Solutions for yellow, brown leaves to keep trees alive
Q: I planted a live oak tree two weeks ago. It was looking good until we had a rainstorm and now the leaves are turning brown. What do I do now? A: Check to be sure the roots aren't standing in water. If so, dig spoke trenches to get the water to...
Q: I planted a live oak tree two weeks ago. It was looking good until we had a rainstorm and now the leaves are turning brown. What do I do now?
A: Check to be sure the roots aren't standing in water. If so, dig spoke trenches to get the water to drain away from the roots. Check to be sure that it isn't planted too deeply. If it is, then pull the excess soil/mulch away from the tree until you reach the crown, which is the point where the trunk becomes the root system. If it is neither of these problems, then all I can suspect is a lateral movement of some herbicide into the root system that is killing the tree.

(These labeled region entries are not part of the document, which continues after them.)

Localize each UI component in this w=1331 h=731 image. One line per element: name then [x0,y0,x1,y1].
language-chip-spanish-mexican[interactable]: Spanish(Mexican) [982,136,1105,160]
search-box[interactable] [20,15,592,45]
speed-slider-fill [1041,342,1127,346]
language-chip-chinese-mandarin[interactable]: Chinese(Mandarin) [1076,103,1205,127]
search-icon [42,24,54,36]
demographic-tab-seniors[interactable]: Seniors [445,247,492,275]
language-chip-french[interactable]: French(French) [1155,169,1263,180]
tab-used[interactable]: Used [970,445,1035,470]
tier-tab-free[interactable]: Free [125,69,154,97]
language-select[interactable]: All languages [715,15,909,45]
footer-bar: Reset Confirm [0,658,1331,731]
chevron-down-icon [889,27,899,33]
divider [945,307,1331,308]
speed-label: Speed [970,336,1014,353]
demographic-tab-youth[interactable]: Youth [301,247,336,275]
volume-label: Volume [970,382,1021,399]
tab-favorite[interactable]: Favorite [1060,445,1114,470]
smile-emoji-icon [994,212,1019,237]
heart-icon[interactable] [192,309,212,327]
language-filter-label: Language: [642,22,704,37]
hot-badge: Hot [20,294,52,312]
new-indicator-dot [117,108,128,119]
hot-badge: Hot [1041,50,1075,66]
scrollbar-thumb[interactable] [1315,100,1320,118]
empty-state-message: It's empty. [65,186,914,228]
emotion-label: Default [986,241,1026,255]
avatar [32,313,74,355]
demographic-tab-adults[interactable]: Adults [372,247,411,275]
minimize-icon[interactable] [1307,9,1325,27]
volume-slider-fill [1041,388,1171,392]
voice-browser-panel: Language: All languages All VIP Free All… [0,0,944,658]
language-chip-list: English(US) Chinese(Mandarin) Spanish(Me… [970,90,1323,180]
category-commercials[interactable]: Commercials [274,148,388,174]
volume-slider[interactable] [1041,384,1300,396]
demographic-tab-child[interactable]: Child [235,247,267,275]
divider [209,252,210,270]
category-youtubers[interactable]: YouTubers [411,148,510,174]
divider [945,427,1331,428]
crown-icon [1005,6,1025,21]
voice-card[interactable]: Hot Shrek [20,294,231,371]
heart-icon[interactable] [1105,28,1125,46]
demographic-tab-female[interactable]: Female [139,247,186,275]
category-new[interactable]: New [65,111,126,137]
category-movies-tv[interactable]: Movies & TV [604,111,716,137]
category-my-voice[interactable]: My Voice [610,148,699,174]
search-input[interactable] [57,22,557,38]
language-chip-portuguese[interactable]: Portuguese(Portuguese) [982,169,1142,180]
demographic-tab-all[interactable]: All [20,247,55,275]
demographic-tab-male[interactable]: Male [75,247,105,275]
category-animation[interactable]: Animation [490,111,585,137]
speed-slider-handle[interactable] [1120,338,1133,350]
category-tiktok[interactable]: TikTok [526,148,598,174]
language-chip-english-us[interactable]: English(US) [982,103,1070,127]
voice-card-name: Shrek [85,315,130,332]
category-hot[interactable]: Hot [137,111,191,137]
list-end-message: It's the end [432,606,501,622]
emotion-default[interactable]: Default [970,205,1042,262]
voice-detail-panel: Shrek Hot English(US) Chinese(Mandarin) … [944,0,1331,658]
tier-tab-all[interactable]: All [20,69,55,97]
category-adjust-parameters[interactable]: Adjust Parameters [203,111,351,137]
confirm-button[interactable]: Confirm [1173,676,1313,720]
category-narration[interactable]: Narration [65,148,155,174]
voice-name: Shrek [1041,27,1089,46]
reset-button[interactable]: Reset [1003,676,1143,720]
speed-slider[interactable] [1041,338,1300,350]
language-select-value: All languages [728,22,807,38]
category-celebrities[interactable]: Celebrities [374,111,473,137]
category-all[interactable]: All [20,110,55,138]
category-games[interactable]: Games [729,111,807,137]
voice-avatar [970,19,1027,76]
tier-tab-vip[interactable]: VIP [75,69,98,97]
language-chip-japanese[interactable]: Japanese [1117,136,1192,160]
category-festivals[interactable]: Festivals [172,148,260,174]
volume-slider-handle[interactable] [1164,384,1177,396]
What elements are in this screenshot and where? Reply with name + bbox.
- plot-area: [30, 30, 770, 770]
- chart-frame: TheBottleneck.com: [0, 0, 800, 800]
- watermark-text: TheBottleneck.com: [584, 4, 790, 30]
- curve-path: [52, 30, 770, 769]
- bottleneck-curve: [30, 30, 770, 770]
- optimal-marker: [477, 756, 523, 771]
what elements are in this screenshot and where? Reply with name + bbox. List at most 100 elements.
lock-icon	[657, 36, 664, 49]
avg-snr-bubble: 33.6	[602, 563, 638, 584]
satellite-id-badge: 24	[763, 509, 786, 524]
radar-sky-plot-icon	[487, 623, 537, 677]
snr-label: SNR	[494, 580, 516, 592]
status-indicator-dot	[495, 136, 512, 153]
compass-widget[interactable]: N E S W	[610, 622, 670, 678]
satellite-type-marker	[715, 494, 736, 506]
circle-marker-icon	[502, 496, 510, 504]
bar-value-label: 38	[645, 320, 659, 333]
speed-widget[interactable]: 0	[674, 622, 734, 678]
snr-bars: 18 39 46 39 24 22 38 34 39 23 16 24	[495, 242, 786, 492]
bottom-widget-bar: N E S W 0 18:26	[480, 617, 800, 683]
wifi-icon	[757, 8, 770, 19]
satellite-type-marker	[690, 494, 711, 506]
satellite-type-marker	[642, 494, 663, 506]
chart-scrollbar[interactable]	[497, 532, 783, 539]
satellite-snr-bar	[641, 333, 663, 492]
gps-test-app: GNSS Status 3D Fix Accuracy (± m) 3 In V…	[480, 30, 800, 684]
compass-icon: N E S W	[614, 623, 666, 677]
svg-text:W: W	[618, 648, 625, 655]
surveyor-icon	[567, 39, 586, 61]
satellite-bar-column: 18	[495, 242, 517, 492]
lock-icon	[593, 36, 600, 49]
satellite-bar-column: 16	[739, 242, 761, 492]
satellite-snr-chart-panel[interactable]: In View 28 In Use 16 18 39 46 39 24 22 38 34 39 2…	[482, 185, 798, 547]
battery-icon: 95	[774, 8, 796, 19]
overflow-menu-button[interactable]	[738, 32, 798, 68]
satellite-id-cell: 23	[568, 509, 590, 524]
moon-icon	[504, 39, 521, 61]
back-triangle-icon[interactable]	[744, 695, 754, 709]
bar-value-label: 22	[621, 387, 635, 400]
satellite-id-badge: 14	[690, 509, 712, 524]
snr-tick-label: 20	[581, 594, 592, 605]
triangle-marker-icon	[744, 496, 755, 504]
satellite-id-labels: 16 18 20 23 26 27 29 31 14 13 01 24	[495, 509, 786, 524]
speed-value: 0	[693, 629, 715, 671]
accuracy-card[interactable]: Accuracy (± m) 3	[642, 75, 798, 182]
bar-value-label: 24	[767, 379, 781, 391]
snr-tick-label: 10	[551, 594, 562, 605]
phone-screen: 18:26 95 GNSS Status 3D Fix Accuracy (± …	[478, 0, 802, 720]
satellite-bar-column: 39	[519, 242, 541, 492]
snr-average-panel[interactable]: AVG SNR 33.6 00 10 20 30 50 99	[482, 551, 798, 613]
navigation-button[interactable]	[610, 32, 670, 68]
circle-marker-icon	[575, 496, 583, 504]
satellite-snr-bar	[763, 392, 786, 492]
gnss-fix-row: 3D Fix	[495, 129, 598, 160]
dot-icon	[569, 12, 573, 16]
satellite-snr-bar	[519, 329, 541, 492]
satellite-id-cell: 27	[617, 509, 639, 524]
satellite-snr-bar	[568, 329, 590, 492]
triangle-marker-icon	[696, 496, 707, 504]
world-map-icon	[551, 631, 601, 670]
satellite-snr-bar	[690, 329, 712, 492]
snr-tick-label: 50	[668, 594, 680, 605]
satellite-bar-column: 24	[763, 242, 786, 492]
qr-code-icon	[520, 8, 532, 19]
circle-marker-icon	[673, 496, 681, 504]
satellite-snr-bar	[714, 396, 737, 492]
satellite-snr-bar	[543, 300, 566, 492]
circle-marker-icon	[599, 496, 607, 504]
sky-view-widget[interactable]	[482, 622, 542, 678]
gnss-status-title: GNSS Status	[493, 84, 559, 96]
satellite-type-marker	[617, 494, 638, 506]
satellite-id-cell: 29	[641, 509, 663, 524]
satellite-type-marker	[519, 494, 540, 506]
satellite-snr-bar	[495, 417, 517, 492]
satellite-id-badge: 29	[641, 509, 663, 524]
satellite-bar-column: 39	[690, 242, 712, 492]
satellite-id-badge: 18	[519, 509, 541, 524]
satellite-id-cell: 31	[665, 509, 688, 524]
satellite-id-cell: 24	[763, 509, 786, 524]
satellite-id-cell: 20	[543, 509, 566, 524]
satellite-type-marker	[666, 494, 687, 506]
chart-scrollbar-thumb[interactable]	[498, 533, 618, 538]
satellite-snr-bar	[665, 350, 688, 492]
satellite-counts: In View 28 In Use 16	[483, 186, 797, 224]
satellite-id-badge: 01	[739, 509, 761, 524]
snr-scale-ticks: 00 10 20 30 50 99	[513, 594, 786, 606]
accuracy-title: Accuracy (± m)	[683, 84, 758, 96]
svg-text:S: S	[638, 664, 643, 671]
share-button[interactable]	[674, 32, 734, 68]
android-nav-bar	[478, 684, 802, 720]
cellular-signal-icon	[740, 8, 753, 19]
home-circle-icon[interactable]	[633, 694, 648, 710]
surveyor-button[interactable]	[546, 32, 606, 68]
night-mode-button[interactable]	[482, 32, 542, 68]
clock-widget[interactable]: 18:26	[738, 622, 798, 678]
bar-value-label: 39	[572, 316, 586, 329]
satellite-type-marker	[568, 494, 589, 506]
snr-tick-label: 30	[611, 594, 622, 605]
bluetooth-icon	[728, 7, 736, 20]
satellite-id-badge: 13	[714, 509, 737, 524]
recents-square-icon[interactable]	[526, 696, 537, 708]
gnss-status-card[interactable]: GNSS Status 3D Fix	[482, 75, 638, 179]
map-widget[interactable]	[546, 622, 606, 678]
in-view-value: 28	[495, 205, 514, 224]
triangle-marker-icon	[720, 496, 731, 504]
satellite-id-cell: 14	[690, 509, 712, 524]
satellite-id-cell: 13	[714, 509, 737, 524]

Q: I have had my jade indoors for about five years. A week ago, I moved it outside to a shady spot under a pine tree. We have had very hot and humid weather this week, but also some rain. The plant now has very red stems and the leaves at the tips are getting soft. Any suggestions?
A: I would say that you have nothing to worry about. The plant is responding to the change in environment. Keep in mind that the genetic hardwiring of this plant is in the tropical regions of South Africa, so it shouldn't buckle under any hot temperatures in North America. Just don't allow the plant to dry completely, but also don't overwater it. Remember that jade is a succulent.
Q: We have an arbor that we would like to grow grapes on, but my daughter only likes green grapes. Is there a variety of green grape that would be suited for this purpose and this region? Also, I would like to know about a raspberry bush I could grow in this area.
A: The only one I know of that has a chance of growing in Jamestown is the edelweiss because it was produced in Minnesota. A couple of good raspberries would be latham, which ripens in early summer, and Redwing, which is a fall-ripening variety.
Q: My grapevine is finally producing fruit, but now I have discovered that Japanese beetles love the leaves. My husband has sprayed with Sevin. However, I have found that a few of the leaves have little, furry growths on the backs of the leaves. This may be impossible for you to diagnose, but I am grasping for help. Our Extension Service people have moved from the area, so now I don't know who to show this problem to for assistance. Thank you for any help you may be able to give me.
A: This could be rust spores developing. See if you can locate a Bordeaux mixture on the local market to use to keep this fungus from spreading.
Q: I have a 5-year-old autumn blaze maple. It was a 12- to 14-foot tree I purchased from a nursery and came in a pot. The tree appears to be growing and healthy. However, the leaves are very yellowish green. Any ideas as to what is wrong?
A: If the tree has been in its present site for that long, then it is suffering from either iron chlorosis or nitrogen deficiency. You can try correcting it with applications of an iron-based fertilizer, such as one containing iron sulfate or any other iron-containing fertilizer available on the local market. The nitrogen needs of the tree should be met with normal lawn fertilization. Ignoring this will lead to the eventual premature death of the tree, so work on getting it corrected at your earliest convenience.